Master of Laws
JR's LL.M. graduation from New York University School of Law (NUS campus) was the reason Tony and I went to Singapore. But here I was, blogging about everything but the purpose for the trip.
Finally I get around to it.
The graduation, or convocation as it was called, was almost austere. There were 44 graduates from 24 countries, plus four university luminaries, a handful of aides, and about the same number of parents. Except for the sporadic noise of a three-year-old who came with her grandmother, you could hear a pin drop.
All the professors from NYU flown in to Singapore during the year had a short, meaningful message on video, and the Singapore Chief Justice made a brief, inspiring speech.
It was after the simple rites that the bedlam began. If you're thrown into a roomful of aggressive lawyers, you could hardly put a word in. It's just as well.
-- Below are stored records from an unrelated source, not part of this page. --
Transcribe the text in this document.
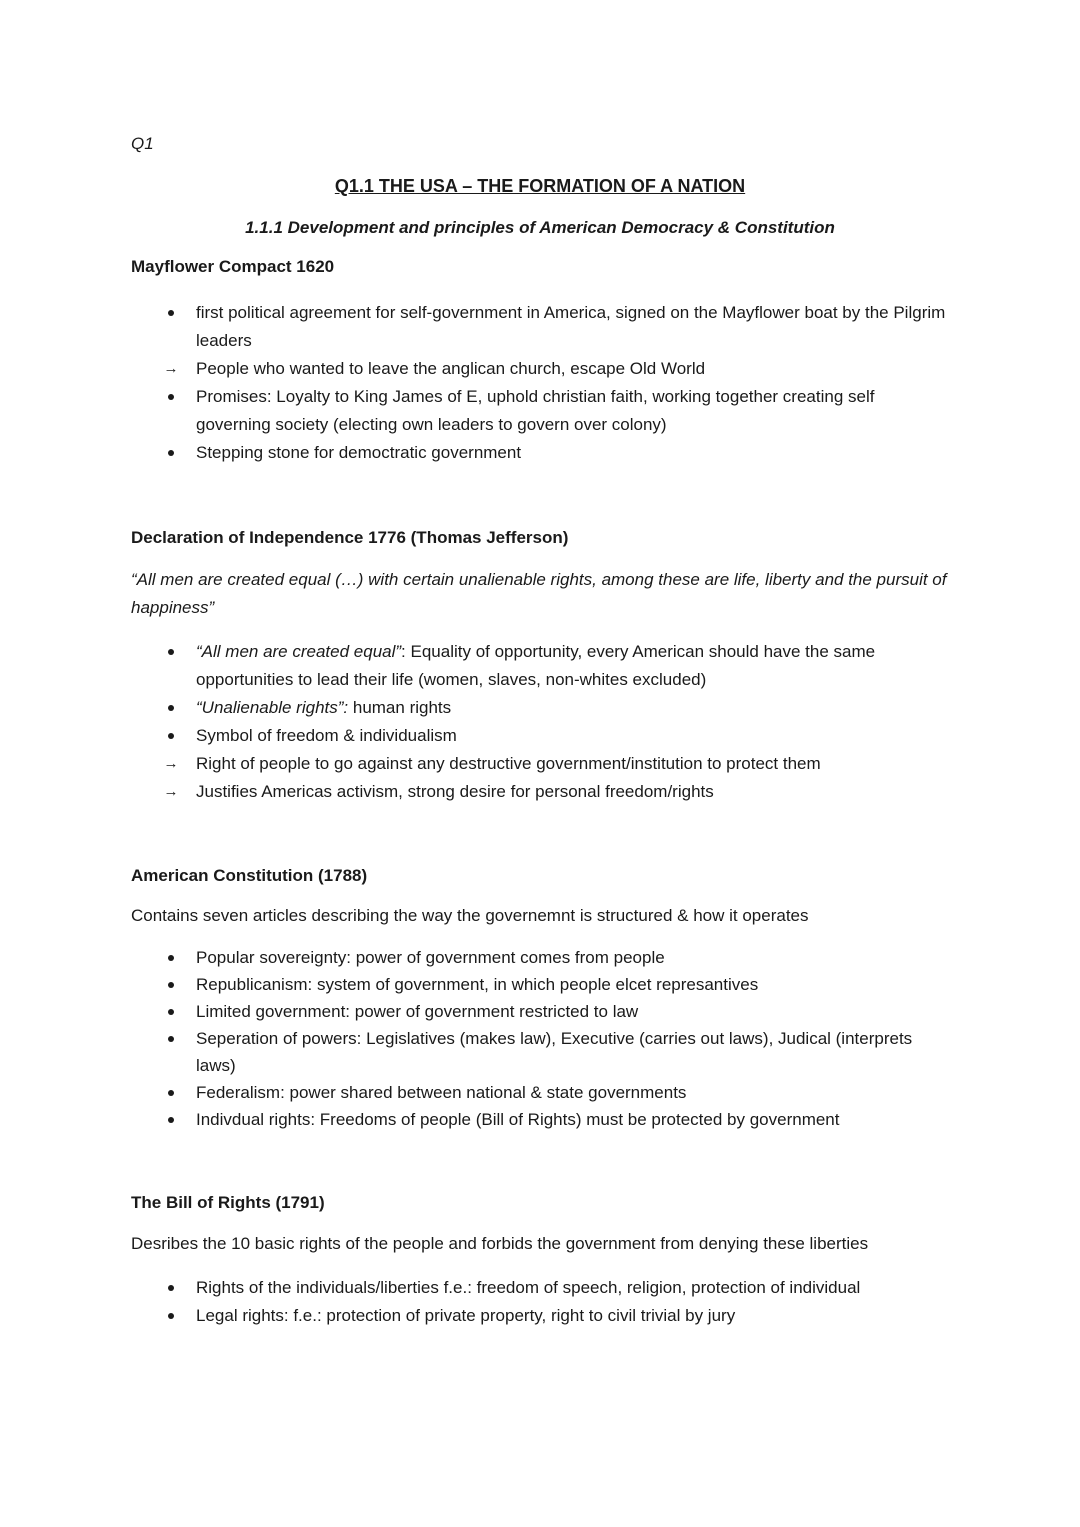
Q1
Q1.1 THE USA – THE FORMATION OF A NATION
1.1.1 Development and principles of American Democracy & Constitution
Mayflower Compact 1620
first political agreement for self-government in America, signed on the Mayflower boat by the Pilgrim leaders
→ People who wanted to leave the anglican church, escape Old World
Promises: Loyalty to King James of E, uphold christian faith, working together creating self governing society (electing own leaders to govern over colony)
Stepping stone for democtratic government
Declaration of Independence 1776 (Thomas Jefferson)

“All men are created equal (…) with certain unalienable rights, among these are life, liberty and the pursuit of happiness”

“All men are created equal”: Equality of opportunity, every American should have the same opportunities to lead their life (women, slaves, non-whites excluded)
“Unalienable rights”: human rights
Symbol of freedom & individualism
→ Right of people to go against any destructive government/institution to protect them
→ Justifies Americas activism, strong desire for personal freedom/rights
American Constitution (1788)

Contains seven articles describing the way the governemnt is structured & how it operates

Popular sovereignty: power of government comes from people
Republicanism: system of government, in which people elcet represantives
Limited government: power of government restricted to law
Seperation of powers: Legislatives (makes law), Executive (carries out laws), Judical (interprets laws)
Federalism: power shared between national & state governments
Indivdual rights: Freedoms of people (Bill of Rights) must be protected by government
The Bill of Rights (1791)

Desribes the 10 basic rights of the people and forbids the government from denying these liberties

Rights of the individuals/liberties f.e.: freedom of speech, religion, protection of individual
Legal rights: f.e.: protection of private property, right to civil trivial by jury
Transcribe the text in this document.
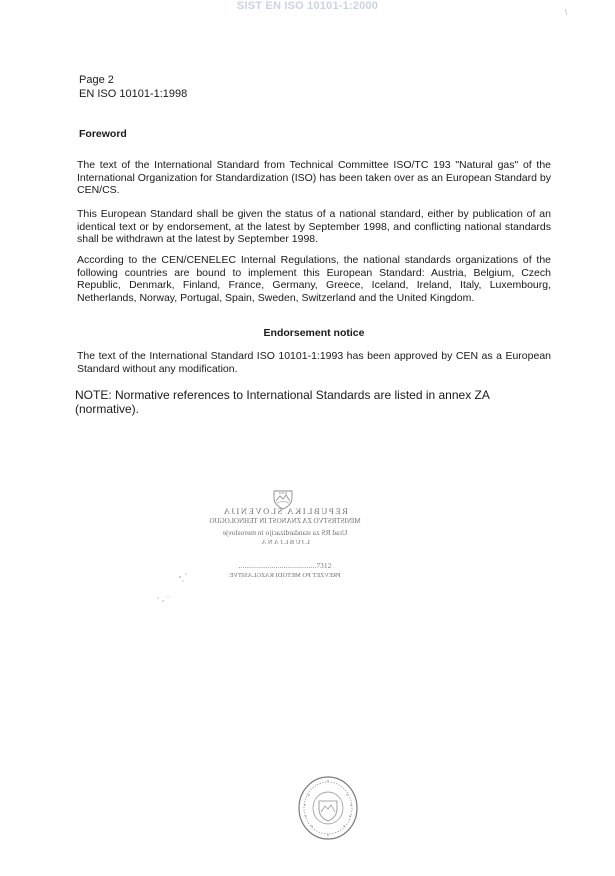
SIST EN ISO 10101-1:2000
\
Page 2
EN ISO 10101-1:1998
Foreword

The text of the International Standard from Technical Committee ISO/TC 193 "Natural gas" of the International Organization for Standardization (ISO) has been taken over as an European Standard by CEN/CS.

This European Standard shall be given the status of a national standard, either by publication of an identical text or by endorsement, at the latest by September 1998, and conflicting national standards shall be withdrawn at the latest by September 1998.

According to the CEN/CENELEC Internal Regulations, the national standards organizations of the following countries are bound to implement this European Standard: Austria, Belgium, Czech Republic, Denmark, Finland, France, Germany, Greece, Iceland, Ireland, Italy, Luxembourg, Netherlands, Norway, Portugal, Spain, Sweden, Switzerland and the United Kingdom.

Endorsement notice

The text of the International Standard ISO 10101-1:1993 has been approved by CEN as a European Standard without any modification.

NOTE: Normative references to International Standards are listed in annex ZA (normative).

REPUBLIKA SLOVENIJA
MINISTRSTVO ZA ZNANOST IN TEHNOLOGIJO
Urad RS za standardizacijo in meroslovje
LJUBLJANA
........................................7312
PREVZET PO METODI RAZGLASITVE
With pride, the parents watched their children revel in their accomplishment, raring to spread their wings.
The dinner was formal but loud, and photo ops were all around.
We had a chance to chat with young lawyers from China, Germany, Uganda, Australia and all the other countries represented.
And my feet ached from my killer heels. Fashion and comfort are never allies.
Food, drinks, and grace flowed, even up to the time we got back to the hotel, exhausted. (I speak only, of course, of seniors like Tony and me. JR stayed up finishing an NUS paper that was due the next day.)
Because he finished a double degree, JR says there will be other graduation rites, this time with NUS and another one in New York, but those will just have to happen without us. The pocket is dry and so is the reservoir of energy. But grace springs eternal.
Thank you, Lord, for the gift of children.